Native Python types are automatically converted to symbols (QvdValue objects) and vice versa. Unsupported native types are automatically converted to strings (StringValue).

For example, to import a pandas DataFrame into a QVD table, you can use the following code:

import pandas as pd
from pyqvd import QvdTable

df = pd.read_csv("data.csv")
tbl = QvdTable.from_pandas(df)

Of course, you can also export the data in the QVD table to other in-memory data structures such. This can be done by using the respective methods like pyqvd.qvd.QvdTable.to_dict() or pyqvd.qvd.QvdTable.to_pandas().

For example, to export the data in the QVD table to a pandas DataFrame, you can use the following code:

df = tbl.to_pandas()

Writing

After analyzing and manipulating the data in the QVD table, you can write the data back to a QVD file on disk. To write the data to a QVD file, you can use the pyqvd.qvd.QvdTable.to_qvd() method of the pyqvd.qvd.QvdTable class. This method takes the path to the QVD file as an argument and writes the data in the QVD table to the specified file.

For example, to write the data in the QVD table to a QVD file called output.qvd, you can use the following code:

tbl.to_qvd("output.qvd")

As with reading, the QVD table or the resulting QVD file can also be written to any binary stream instead of to the hard drive. This can be done by using the pyqvd.qvd.QvdTable.to_stream() method of the pyqvd.qvd.QvdTable class.

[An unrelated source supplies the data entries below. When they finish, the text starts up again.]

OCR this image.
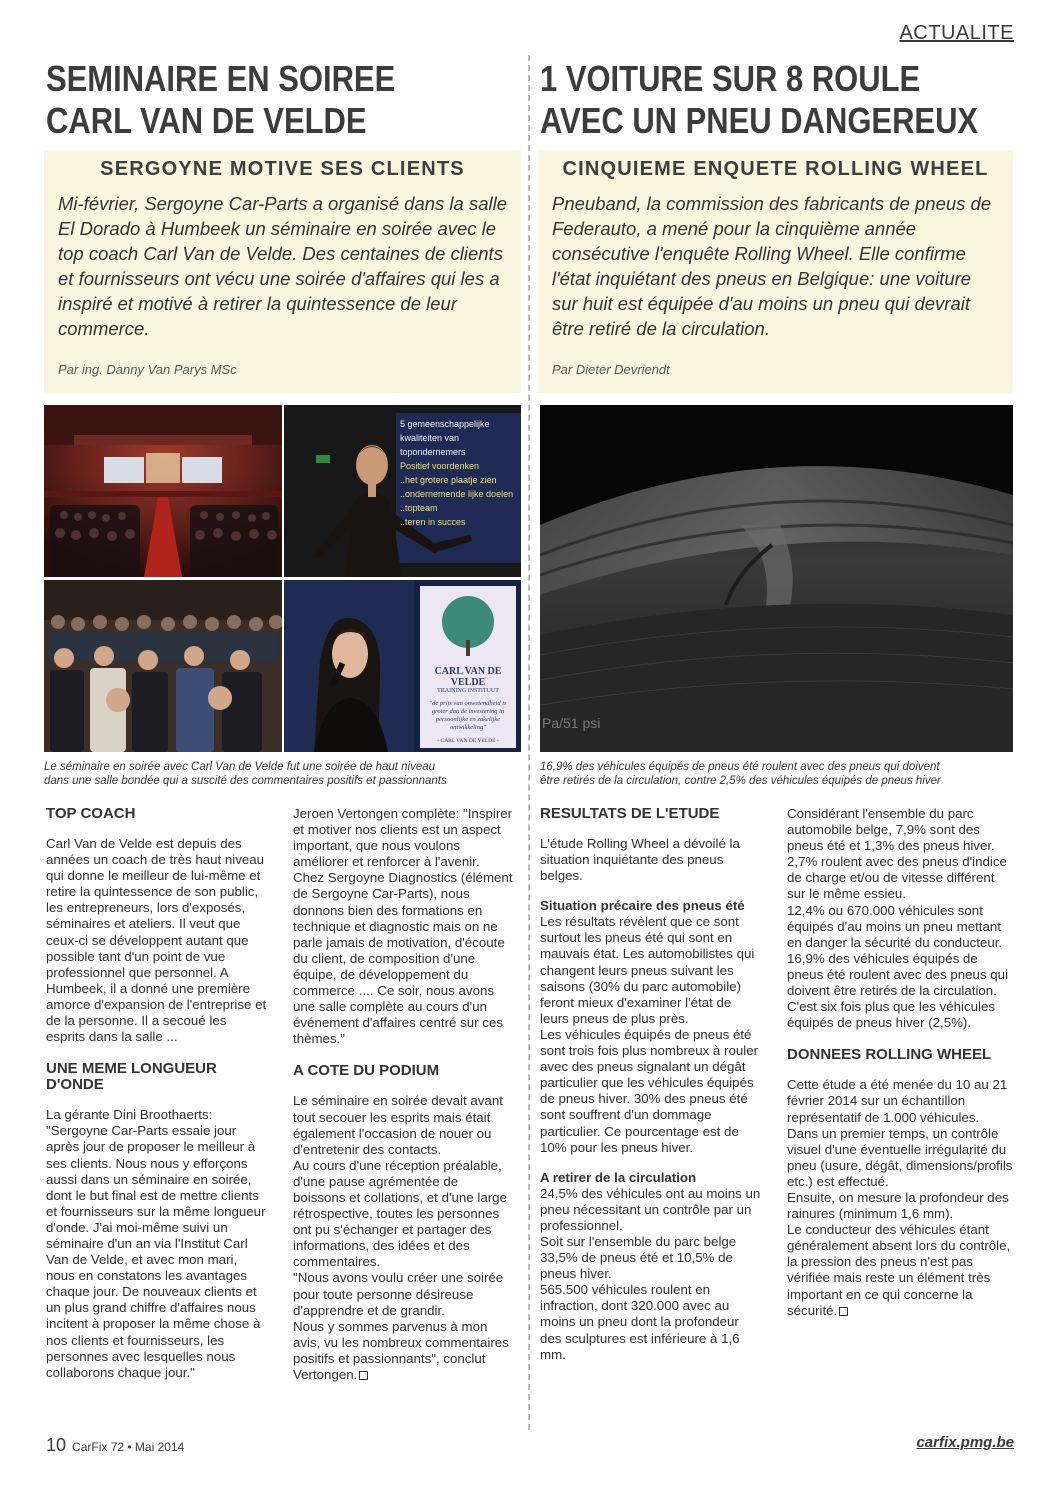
ACTUALITE
SEMINAIRE EN SOIREE
CARL VAN DE VELDE
SERGOYNE MOTIVE SES CLIENTS

Mi-février, Sergoyne Car-Parts a organisé dans la salle El Dorado à Humbeek un séminaire en soirée avec le top coach Carl Van de Velde. Des centaines de clients et fournisseurs ont vécu une soirée d'affaires qui les a inspiré et motivé à retirer la quintessence de leur commerce.

Par ing. Danny Van Parys MSc

5 gemeenschappelijke
kwaliteiten van topondernemers
Positief voordenken
..het grotere plaatje zien
..ondernemende lijke doelen
..topteam
..teren in succes
CARL VAN DE VELDE
TRAINING INSTITUUT
"de prijs van onwetendheid is groter dan de investering in persoonlijke en zakelijke ontwikkeling"
- CARL VAN DE VELDE -
Le séminaire en soirée avec Carl Van de Velde fut une soirée de haut niveau
dans une salle bondée qui a suscité des commentaires positifs et passionnants
TOP COACH

Carl Van de Velde est depuis des années un coach de très haut niveau qui donne le meilleur de lui-même et retire la quintessence de son public, les entrepreneurs, lors d'exposés, séminaires et ateliers. Il veut que ceux-ci se développent autant que possible tant d'un point de vue professionnel que personnel. A Humbeek, il a donné une première amorce d'expansion de l'entreprise et de la personne. Il a secoué les esprits dans la salle ...

UNE MEME LONGUEUR D'ONDE

La gérante Dini Broothaerts: "Sergoyne Car-Parts essaie jour après jour de proposer le meilleur à ses clients. Nous nous y efforçons aussi dans un séminaire en soirée, dont le but final est de mettre clients et fournisseurs sur la même longueur d'onde. J'ai moi-même suivi un séminaire d'un an via l'Institut Carl Van de Velde, et avec mon mari, nous en constatons les avantages chaque jour. De nouveaux clients et un plus grand chiffre d'affaires nous incitent à proposer la même chose à nos clients et fournisseurs, les personnes avec lesquelles nous collaborons chaque jour."

Jeroen Vertongen complète: "Inspirer et motiver nos clients est un aspect important, que nous voulons améliorer et renforcer à l'avenir. Chez Sergoyne Diagnostics (élément de Sergoyne Car-Parts), nous donnons bien des formations en technique et diagnostic mais on ne parle jamais de motivation, d'écoute du client, de composition d'une équipe, de développement du commerce .... Ce soir, nous avons une salle complète au cours d'un événement d'affaires centré sur ces thèmes."

A COTE DU PODIUM

Le séminaire en soirée devait avant tout secouer les esprits mais était également l'occasion de nouer ou d'entretenir des contacts.

Au cours d'une réception préalable, d'une pause agrémentée de boissons et collations, et d'une large rétrospective, toutes les personnes ont pu s'échanger et partager des informations, des idées et des commentaires.

"Nous avons voulu créer une soirée pour toute personne désireuse d'apprendre et de grandir.

Nous y sommes parvenus à mon avis, vu les nombreux commentaires positifs et passionnants", conclut Vertongen.

1 VOITURE SUR 8 ROULE
AVEC UN PNEU DANGEREUX
CINQUIEME ENQUETE ROLLING WHEEL

Pneuband, la commission des fabricants de pneus de Federauto, a mené pour la cinquième année consécutive l'enquête Rolling Wheel. Elle confirme l'état inquiétant des pneus en Belgique: une voiture sur huit est équipée d'au moins un pneu qui devrait être retiré de la circulation.

Par Dieter Devriendt

Pa/51 psi
16,9% des véhicules équipés de pneus été roulent avec des pneus qui doivent
être retirés de la circulation, contre 2,5% des véhicules équipés de pneus hiver
RESULTATS DE L'ETUDE

L'étude Rolling Wheel a dévoilé la situation inquiétante des pneus belges.

Situation précaire des pneus été

Les résultats révèlent que ce sont surtout les pneus été qui sont en mauvais état. Les automobilistes qui changent leurs pneus suivant les saisons (30% du parc automobile) feront mieux d'examiner l'état de leurs pneus de plus près.

Les véhicules équipés de pneus été sont trois fois plus nombreux à rouler avec des pneus signalant un dégât particulier que les véhicules équipés de pneus hiver. 30% des pneus été sont souffrent d'un dommage particulier. Ce pourcentage est de 10% pour les pneus hiver.

A retirer de la circulation

24,5% des véhicules ont au moins un pneu nécessitant un contrôle par un professionnel.

Soit sur l'ensemble du parc belge 33,5% de pneus été et 10,5% de pneus hiver.

565.500 véhicules roulent en infraction, dont 320.000 avec au moins un pneu dont la profondeur des sculptures est inférieure à 1,6 mm.

Considérant l'ensemble du parc automobile belge, 7,9% sont des pneus été et 1,3% des pneus hiver.

2,7% roulent avec des pneus d'indice de charge et/ou de vitesse différent sur le même essieu.

12,4% ou 670.000 véhicules sont équipés d'au moins un pneu mettant en danger la sécurité du conducteur.

16,9% des véhicules équipés de pneus été roulent avec des pneus qui doivent être retirés de la circulation.

C'est six fois plus que les véhicules équipés de pneus hiver (2,5%).

DONNEES ROLLING WHEEL

Cette étude a été menée du 10 au 21 février 2014 sur un échantillon représentatif de 1.000 véhicules.

Dans un premier temps, un contrôle visuel d'une éventuelle irrégularité du pneu (usure, dégât, dimensions/profils etc.) est effectué.

Ensuite, on mesure la profondeur des rainures (minimum 1,6 mm).

Le conducteur des véhicules étant généralement absent lors du contrôle, la pression des pneus n'est pas vérifiée mais reste un élément très important en ce qui concerne la sécurité.

10 CarFix 72 • Mai 2014	carfix.pmg.be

This method takes the file-like object (BinaryIO) as an argument and writes the data in the QVD table to the specified stream.

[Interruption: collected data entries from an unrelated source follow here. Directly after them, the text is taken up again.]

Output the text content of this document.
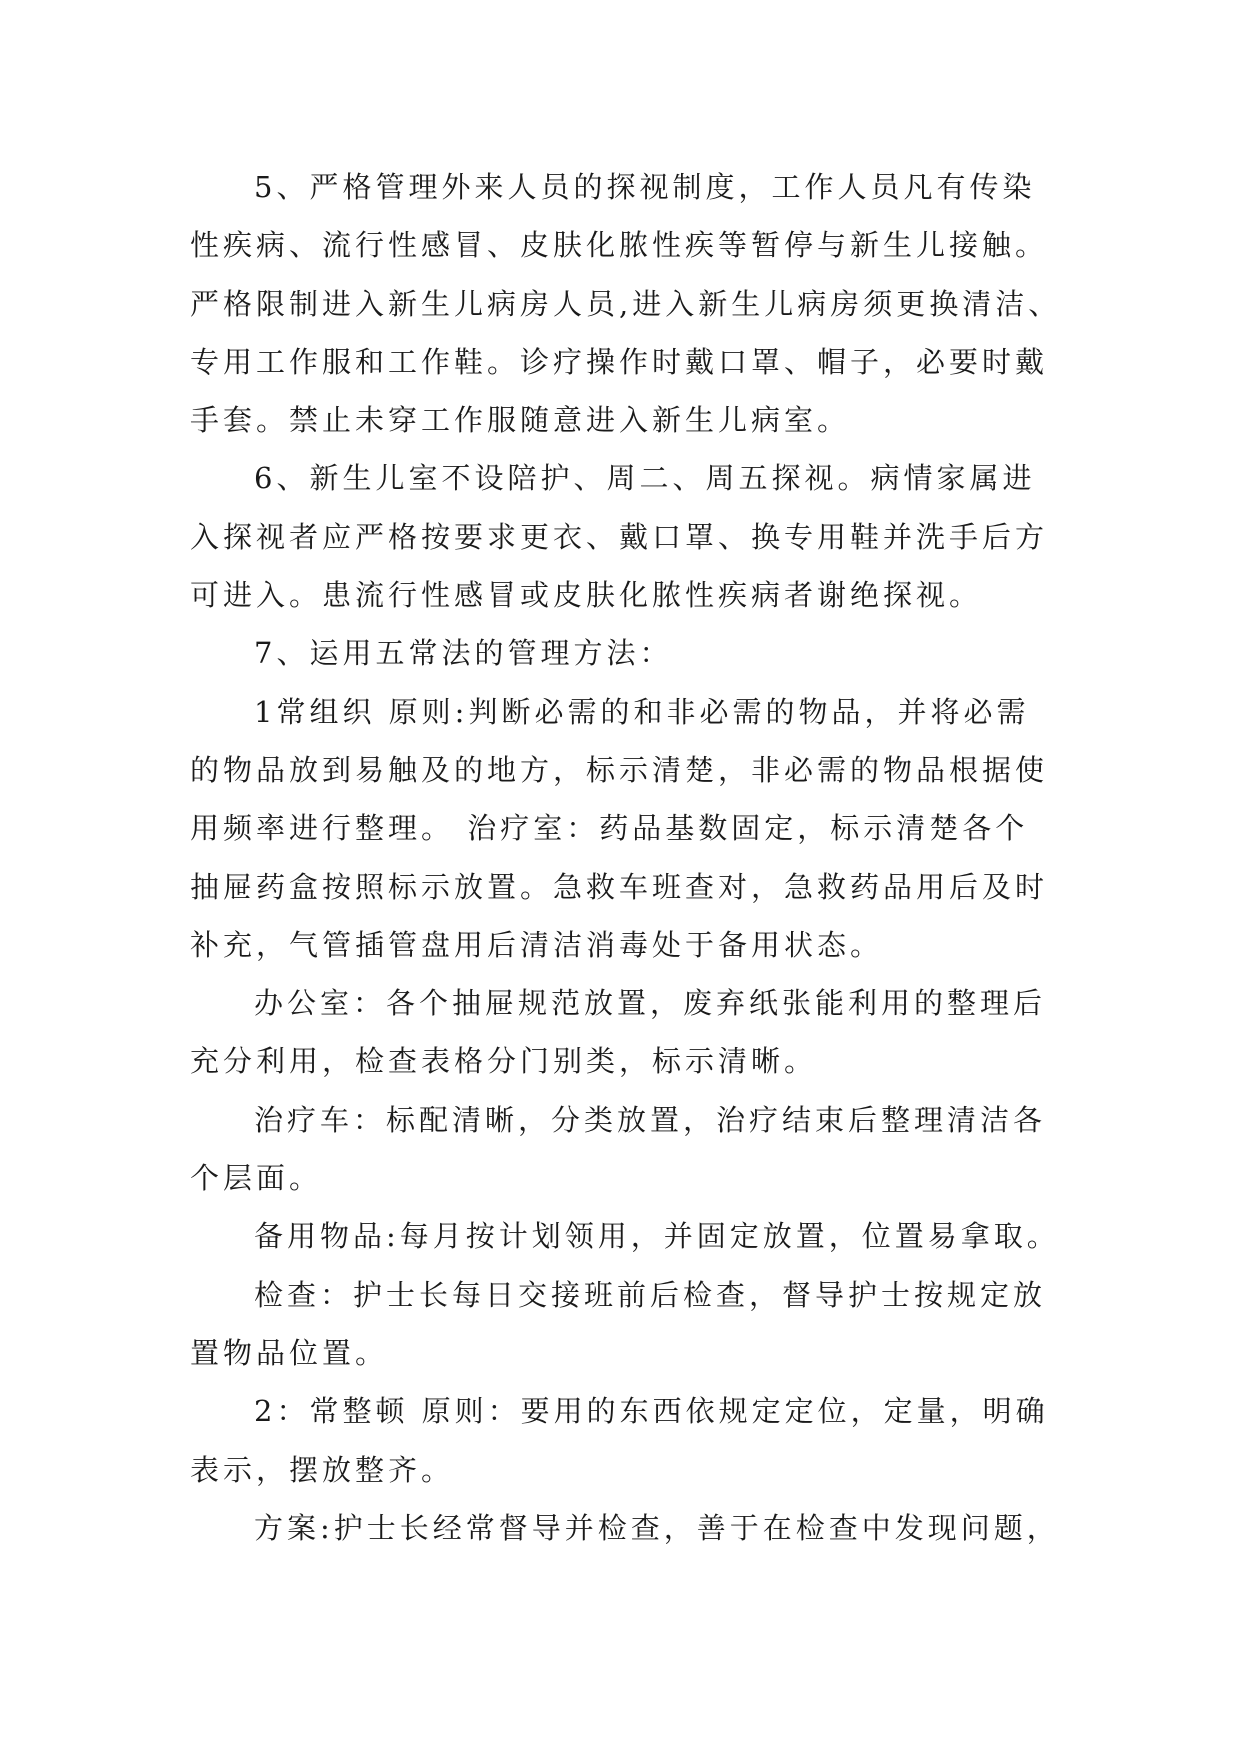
5、严格管理外来人员的探视制度，工作人员凡有传染
性疾病、流行性感冒、皮肤化脓性疾等暂停与新生儿接触。
严格限制进入新生儿病房人员,进入新生儿病房须更换清洁、
专用工作服和工作鞋。诊疗操作时戴口罩、帽子，必要时戴
手套。禁止未穿工作服随意进入新生儿病室。
6、新生儿室不设陪护、周二、周五探视。病情家属进
入探视者应严格按要求更衣、戴口罩、换专用鞋并洗手后方
可进入。患流行性感冒或皮肤化脓性疾病者谢绝探视。
7、运用五常法的管理方法：
1常组织 原则:判断必需的和非必需的物品，并将必需
的物品放到易触及的地方，标示清楚，非必需的物品根据使
用频率进行整理。 治疗室：药品基数固定，标示清楚各个
抽屉药盒按照标示放置。急救车班查对，急救药品用后及时
补充，气管插管盘用后清洁消毒处于备用状态。
办公室：各个抽屉规范放置，废弃纸张能利用的整理后
充分利用，检查表格分门别类，标示清晰。
治疗车：标配清晰，分类放置，治疗结束后整理清洁各
个层面。
备用物品:每月按计划领用，并固定放置，位置易拿取。
检查：护士长每日交接班前后检查，督导护士按规定放
置物品位置。
2：常整顿 原则：要用的东西依规定定位，定量，明确
表示，摆放整齐。
方案:护士长经常督导并检查，善于在检查中发现问题，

For example, to write the data in the QVD table to a binary buffer and then upload the buffer to a S3 Object Storage, you could use the following code:

import boto3
from pyqvd import QvdTable

...

buffer = io.BytesIO()
tbl.to_stream(buffer)

s3 = boto3.client("s3")
obj = s3.put_object(Bucket="my-bucket", Key="output.qvd", Body=buffer.getvalue())

By default, opinionated settings are used when writing the QVD file. However, you can also specify custom settings when writing the QVD file. For example, you can specify the table’s name or the format that is used to write the data to the QVD file. Therefore you can use the writer’s options class pyqvd.io.QvdFileWriterOptions to specify the custom settings and so called formatters to format the data.

from pyqvd.io import QvdFileWriterOptions, DateValueFormatter

date_formatter = DateValueFormatter("DD.MM.YYYY")
options = QvdFileWriterOptions(table_name="my-table", date_formatter=date_formatter)

tbl.to_qvd("output.qvd", options)

For a complete list of available options and formatters, as well as information about the supported format strings, please refer to the API Reference documentation.